In order to guide us over the course of this week spiritually, I thought I would, once again, share some of the reflections of St. Alphonsus Liguori which reflect on the depths of God’s loved as revealed to us in the suffering and death of Our Lord Jesus Christ:
“’Two things,’ says Cicero, ‘make us know a lover – that he does good to his beloved, and that he suffers torments for him; and this last is the greatest sign of true love.’ God has indeed already shown his love to man by many benefits bestowed upon him; but his love would not have been satisfied by only doing good to man, as says St.
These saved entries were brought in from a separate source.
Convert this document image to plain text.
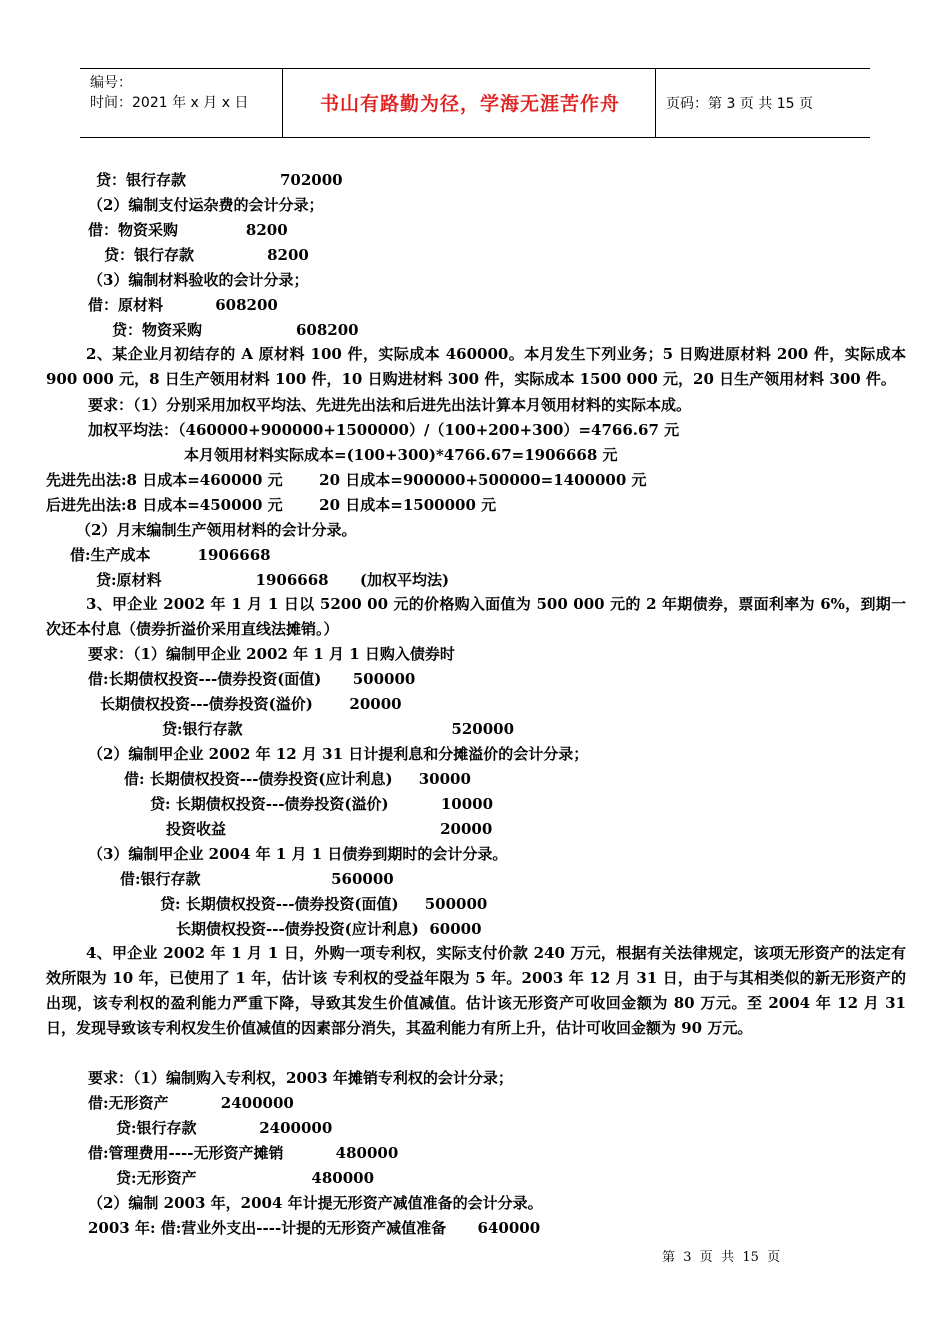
编号：
时间：2021 年 x 月 x 日	书山有路勤为径，学海无涯苦作舟	页码：第 3 页 共 15 页
贷：银行存款                  702000
（2）编制支付运杂费的会计分录；
借：物资采购             8200
贷：银行存款              8200
（3）编制材料验收的会计分录；
借：原材料          608200
贷：物资采购                  608200
2、某企业月初结存的 A 原材料 100 件，实际成本 460000。本月发生下列业务；5 日购进原材料 200 件，实际成本 900 000 元，8 日生产领用材料 100 件，10 日购进材料 300 件，实际成本 1500 000 元，20 日生产领用材料 300 件。
要求：（1）分别采用加权平均法、先进先出法和后进先出法计算本月领用材料的实际本成。
加权平均法：（460000+900000+1500000）/（100+200+300）=4766.67 元
本月领用材料实际成本=(100+300)*4766.67=1906668 元
先进先出法:8 日成本=460000 元       20 日成本=900000+500000=1400000 元
后进先出法:8 日成本=450000 元       20 日成本=1500000 元
（2）月末编制生产领用材料的会计分录。
借:生产成本         1906668
贷:原材料                  1906668      (加权平均法)
3、甲企业 2002 年 1 月 1 日以 5200 00 元的价格购入面值为 500 000 元的 2 年期债券，票面利率为 6%，到期一次还本付息（债券折溢价采用直线法摊销。）
要求：（1）编制甲企业 2002 年 1 月 1 日购入债券时
借:长期债权投资---债券投资(面值)      500000
长期债权投资---债券投资(溢价)       20000
贷:银行存款                                        520000
（2）编制甲企业 2002 年 12 月 31 日计提利息和分摊溢价的会计分录；
借: 长期债权投资---债券投资(应计利息)     30000
贷: 长期债权投资---债券投资(溢价)          10000
投资收益                                         20000
（3）编制甲企业 2004 年 1 月 1 日债券到期时的会计分录。
借:银行存款                         560000
贷: 长期债权投资---债券投资(面值)     500000
长期债权投资---债券投资(应计利息)  60000
4、甲企业 2002 年 1 月 1 日，外购一项专利权，实际支付价款 240 万元，根据有关法律规定，该项无形资产的法定有效所限为 10 年，已使用了 1 年，估计该 专利权的受益年限为 5 年。2003 年 12 月 31 日，由于与其相类似的新无形资产的出现，该专利权的盈利能力严重下降，导致其发生价值减值。估计该无形资产可收回金额为 80 万元。至 2004 年 12 月 31 日，发现导致该专利权发生价值减值的因素部分消失，其盈利能力有所上升，估计可收回金额为 90 万元。
要求：（1）编制购入专利权，2003 年摊销专利权的会计分录；
借:无形资产          2400000
贷:银行存款            2400000
借:管理费用----无形资产摊销          480000
贷:无形资产                      480000
（2）编制 2003 年，2004 年计提无形资产减值准备的会计分录。
2003 年: 借:营业外支出----计提的无形资产减值准备      640000
第  3  页  共  15  页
Peter Chrysologus, if he had not found the means to prove to him how much he loved him by also suffering and dying for him, as he did by taking upon him human flesh: ‘But he held it to be little if he showed his love without suffering;’ and what greater means could God have discovered to prove to us the immense love which he bears us then by making himself man and suffering for us? ‘In no other way could the love of god towards us be shown,’ writes St. Gregory Nazianzen.
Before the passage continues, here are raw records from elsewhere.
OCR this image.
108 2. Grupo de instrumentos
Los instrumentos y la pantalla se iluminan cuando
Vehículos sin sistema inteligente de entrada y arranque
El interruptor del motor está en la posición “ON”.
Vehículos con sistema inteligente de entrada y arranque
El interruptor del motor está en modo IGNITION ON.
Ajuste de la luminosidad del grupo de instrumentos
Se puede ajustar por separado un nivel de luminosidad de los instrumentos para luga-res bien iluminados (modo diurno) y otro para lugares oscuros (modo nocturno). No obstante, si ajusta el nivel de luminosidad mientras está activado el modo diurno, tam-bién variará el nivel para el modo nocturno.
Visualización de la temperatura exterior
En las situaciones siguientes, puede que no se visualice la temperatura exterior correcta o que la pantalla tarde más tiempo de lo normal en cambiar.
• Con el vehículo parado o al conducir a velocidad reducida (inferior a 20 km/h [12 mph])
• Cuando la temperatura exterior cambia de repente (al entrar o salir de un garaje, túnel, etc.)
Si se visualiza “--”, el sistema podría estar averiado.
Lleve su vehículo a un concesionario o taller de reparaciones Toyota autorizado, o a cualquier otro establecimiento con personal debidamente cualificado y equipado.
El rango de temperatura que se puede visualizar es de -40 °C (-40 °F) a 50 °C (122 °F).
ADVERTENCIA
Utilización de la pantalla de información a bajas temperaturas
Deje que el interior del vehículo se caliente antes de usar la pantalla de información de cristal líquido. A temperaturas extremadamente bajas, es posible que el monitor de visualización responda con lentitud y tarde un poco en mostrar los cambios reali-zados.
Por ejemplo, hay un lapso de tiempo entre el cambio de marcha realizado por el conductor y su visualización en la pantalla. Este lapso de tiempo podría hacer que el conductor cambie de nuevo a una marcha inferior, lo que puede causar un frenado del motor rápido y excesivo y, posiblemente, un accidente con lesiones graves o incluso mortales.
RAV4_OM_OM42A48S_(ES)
Ah, when he showed himself to us, a God, wounded, crucified, and dying, did he not indeed give us the greatest proofs of the love that he bears us? ‘God showed his utmost love on the cross.’ And before him St. Bernard said that Jesus, in his Passions, showed us that his love towards us could not be greater than it was: ‘In the shame of the Passion is shown the greatest and incomparable love.’ The Apostles writes that when Jesus Christ chose to die for our salvation, then appeared how far the love of God extended towards us miserable creatures: The goodness and kindness of our God appeared.
O most loving Savior! I feel indeed that all Thy wounds speak to me of the love Thou bearest me. And who that had so many proofs of Thy love could resist loving Thee in return? St. Teresa was indeed right O most amiable Jesus, when she said that he who loves Thee not gives a proof that he does not know Thee.”